Up to 39 inches
Up to 88 pounds
The wolf fish has the ability to live pretty much everywhere in the tropical climate in Suriname, the smallest independent country in South America, whether the waters are shallow or deep: small streams, river springs, sparse water puddles, lakes, rivers — all provide suitable abodes. This creature can reach 39 inches (100 centimeters) in length and get as large as 88 pounds (40 kilograms), and it comes out at dusk and during the night to feed on other fish and small invertebrates.
Good Boy or Bad?
Some wolf fish are known to be shy, while others are aggressive. Knowledgeable fishermen know they have to be extremely careful when they're out canoeing, because they don't know what type of behavior wolf fish will exhibit. Sometimes, these river monsters will jump onto shore or into a canoe to attack their prey. Depending upon their size, female wolf fish can carry anywhere from 6,000 to 60,000 eggs during the species' breeding season, which coincides with the rainy season from December to March.
Safer on Land:
Some of the biggest wolf fish — and the most concentrated number of them — live in the Courantyne River in the northern part of South America, while the more aggressive species exist in the Coppename River.
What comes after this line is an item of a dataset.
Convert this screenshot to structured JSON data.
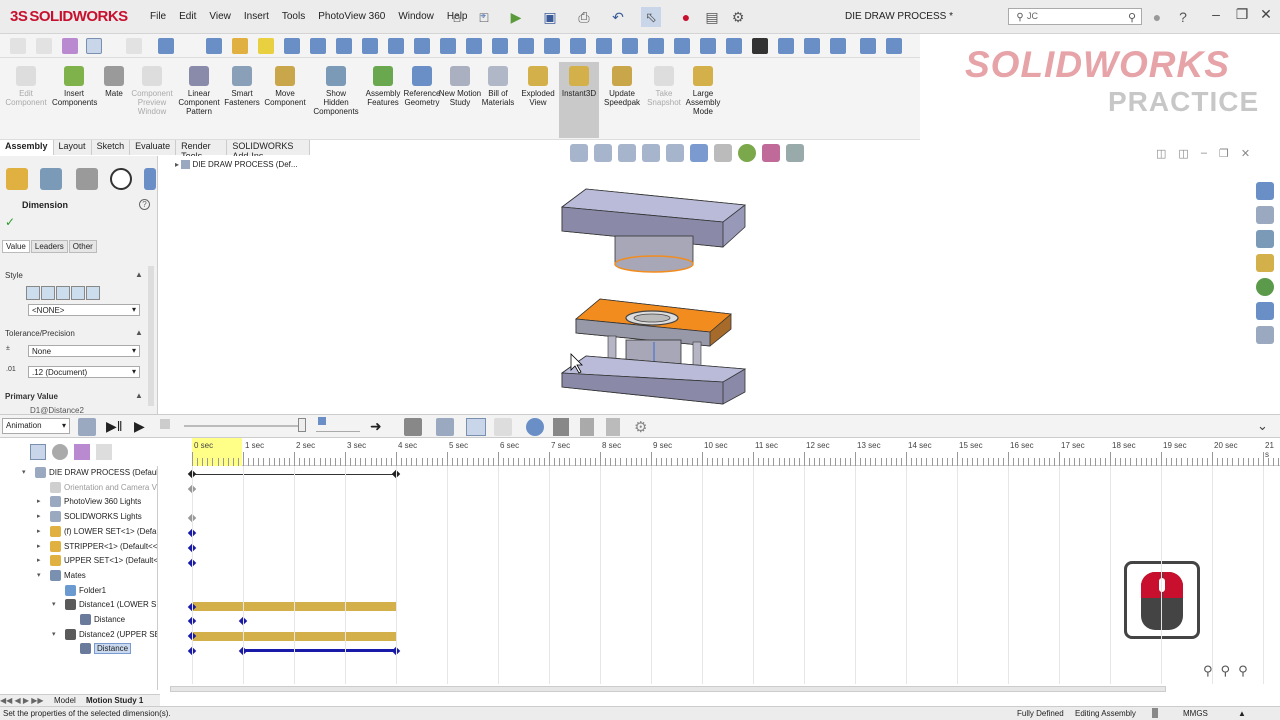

There have been reported cases of wolf fish attacks on humans and other animals. One of the most well-known reports is the story of a diver who, while inspecting the dam at Suriname's Afobaka power plant, became the victim of a brutal wolf fish attack. Other attack stories include one about a dog that was killed by two large wolf fish after he fell in a stream while trying to walk across it on a log, and another about a fisherman who was bitten on his foot while wading in water.
"This was true guerilla fishing: short-range, shallow water, after dark, in the middle of trees, in a place where I'd seen movement in the water before."